Auch die Panik nimmt eine Erfahrung zum Anlass: in der Regel eine als Lebensbedrohung interpretierte Körperwahrnehmung, besonders Unregelmäßigkeiten des Herzschlags. Die betroffene Person erlebt, dass die körperliche Symptomatik sich verstärkt, wenn sie Angst davor hat. Zum Beispiel erhöht sich der Puls – wodurch sich wiederum die Angst verstärkt. Weil diese Angst sehr unangenehm ist, entwickelt die Person nun eine Angst vor dieser Angst, die dann allein schon die Panik auslösen kann. Die Generalisierte Angststörung kommt dadurch zustande, dass die Person alle möglichen Situationen vermeidet, durch die sie ein Opfer ihrer Angst werden könnte.

 

Was kann man bei einer akuten Angststörung für sich selbst tun?

Voraussetzung für die Bewältigung seelischer Probleme ist, dass man sich erlaubt, sie zu haben. Das gilt für Ängste in besonderer Weise. So lässt sich die Angst vor der Angst als wesentlicher Entstehungsfaktor für die Störung reduzieren, indem man sich sagt: „Ich habe Angst – aber das ist nicht schlimm, sondern nur unangenehm.“ Als zweite effektive Maßnahme gilt es, sich dem Gegenstand der Angst zu nähern und die Konfrontation auszuhalten, statt ihm weiter aus dem Weg zu gehen. Dabei muss die passende Mitte zwischen Unter- und Überforderung gefunden werden. Es kommt sehr darauf an, echte Erfolge zu erzielen, wozu man aber immer wenigstens etwas Mut braucht. Ob ich mutig bin oder nicht, hängt davon ab, was ich mir selbst im Blick auf die Herausforderung sage: „Ist es realistisch oder ist es nur eine Fantasie der Angst?“

 

Wie können Angehörige und Freunde Betroffenen beistehen?

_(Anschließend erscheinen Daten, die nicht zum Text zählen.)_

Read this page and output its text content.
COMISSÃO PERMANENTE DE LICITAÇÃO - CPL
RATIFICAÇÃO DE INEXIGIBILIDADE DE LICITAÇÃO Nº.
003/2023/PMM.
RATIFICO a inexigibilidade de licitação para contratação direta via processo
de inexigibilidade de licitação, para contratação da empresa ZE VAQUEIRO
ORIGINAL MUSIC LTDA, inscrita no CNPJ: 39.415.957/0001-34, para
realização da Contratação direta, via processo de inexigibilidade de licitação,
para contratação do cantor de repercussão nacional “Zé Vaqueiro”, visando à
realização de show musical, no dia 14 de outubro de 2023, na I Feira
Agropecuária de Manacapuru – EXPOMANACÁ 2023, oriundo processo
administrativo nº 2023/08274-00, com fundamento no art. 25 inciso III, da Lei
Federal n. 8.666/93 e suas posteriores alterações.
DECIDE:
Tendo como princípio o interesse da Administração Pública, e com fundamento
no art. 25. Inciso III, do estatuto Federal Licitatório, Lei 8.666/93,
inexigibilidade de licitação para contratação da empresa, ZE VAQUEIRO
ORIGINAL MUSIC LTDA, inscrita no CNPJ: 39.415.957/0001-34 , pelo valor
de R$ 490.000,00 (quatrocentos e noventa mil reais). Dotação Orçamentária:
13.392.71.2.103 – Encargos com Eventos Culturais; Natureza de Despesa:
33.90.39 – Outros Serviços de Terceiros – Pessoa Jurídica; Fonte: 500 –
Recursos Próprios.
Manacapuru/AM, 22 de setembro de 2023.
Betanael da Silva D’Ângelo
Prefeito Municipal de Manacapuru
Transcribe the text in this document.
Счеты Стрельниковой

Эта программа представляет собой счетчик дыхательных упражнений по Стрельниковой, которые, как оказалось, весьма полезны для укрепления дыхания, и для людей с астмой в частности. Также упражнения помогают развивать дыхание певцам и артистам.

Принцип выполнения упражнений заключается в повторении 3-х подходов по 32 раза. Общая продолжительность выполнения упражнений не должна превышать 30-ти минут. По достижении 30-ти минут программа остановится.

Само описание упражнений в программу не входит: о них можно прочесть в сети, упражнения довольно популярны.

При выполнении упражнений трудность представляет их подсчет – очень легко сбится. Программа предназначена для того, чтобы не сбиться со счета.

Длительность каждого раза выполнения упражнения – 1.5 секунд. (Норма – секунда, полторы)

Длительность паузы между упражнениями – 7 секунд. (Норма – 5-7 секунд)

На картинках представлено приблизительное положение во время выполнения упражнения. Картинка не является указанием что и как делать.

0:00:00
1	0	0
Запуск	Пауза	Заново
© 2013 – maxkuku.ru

Weil das Vermeiden von Angstsituationen den Kern der Problematik ausmacht, sollten die Bezugspersonen dem Thema nicht auch selbst aus dem Weg gehen, sondern die Betroffenen mit realistischen Argumenten ermutigen, zu ihrem Problem zu stehen und sich damit auseinanderzusetzen. Unangebracht sind alle vermeintlichen Hilfsmaßnahmen, die zusätzlich auf irgendeine Weise Druck erzeugen, denn jeder Druck verstärkt die Angst, statt sie zu überwinden.

 

Wann brauchen Betroffene professionelle Hilfe und worin kann sie bestehen?

Bei sehr starken Ängsten helfen ärztlich verschriebene Psychopharmaka; oft kommen hier Antidepressiva zum Einsatz, denn Angststörungen und Depressionen haben viel gemeinsam. Psychotherapie ist angebracht, wenn die Störung eine starke emotionale Belastung und Einschränkung im Alltag bewirkt. Hauptbestandteile einer Angstbehandlung sind erstens Entspannung, zweitens Hilfen zur Realitätsüberprüfung, aus denen die Person Selbstverbalisationen (Ermutigungen) zur Konfrontation mit ihrer Angst gewinnen kann, und drittens die angeleitete und begleitete Konfrontation mit den Punkten, die der Angst wegen sonst vermieden werden. Hierfür stehen sanfte Methoden der schrittweisen Annäherung und Methoden der direkten, aber gut vorbereiteten Auseinandersetzung zur Verfügung.

 

Dr. Hans-Arved Willberg

ist Theologe und Philosoph sowie Sozial- und Verhaltenswissenschaftler. Er leitet das Institut für Seelsorgeausbildung (ISA) und ist selbstständig als Rational-Emotiver Verhaltenstherapeut (DIREKT e.V.), Pastoraltherapeut, Trainer, Coach und Dozent mit den Schwerpunkten Burnoutprävention und Paarberatung tätig. Er hat mehr als 30 Bücher und zahlreiche Zeitschriftenartikel veröffentlicht.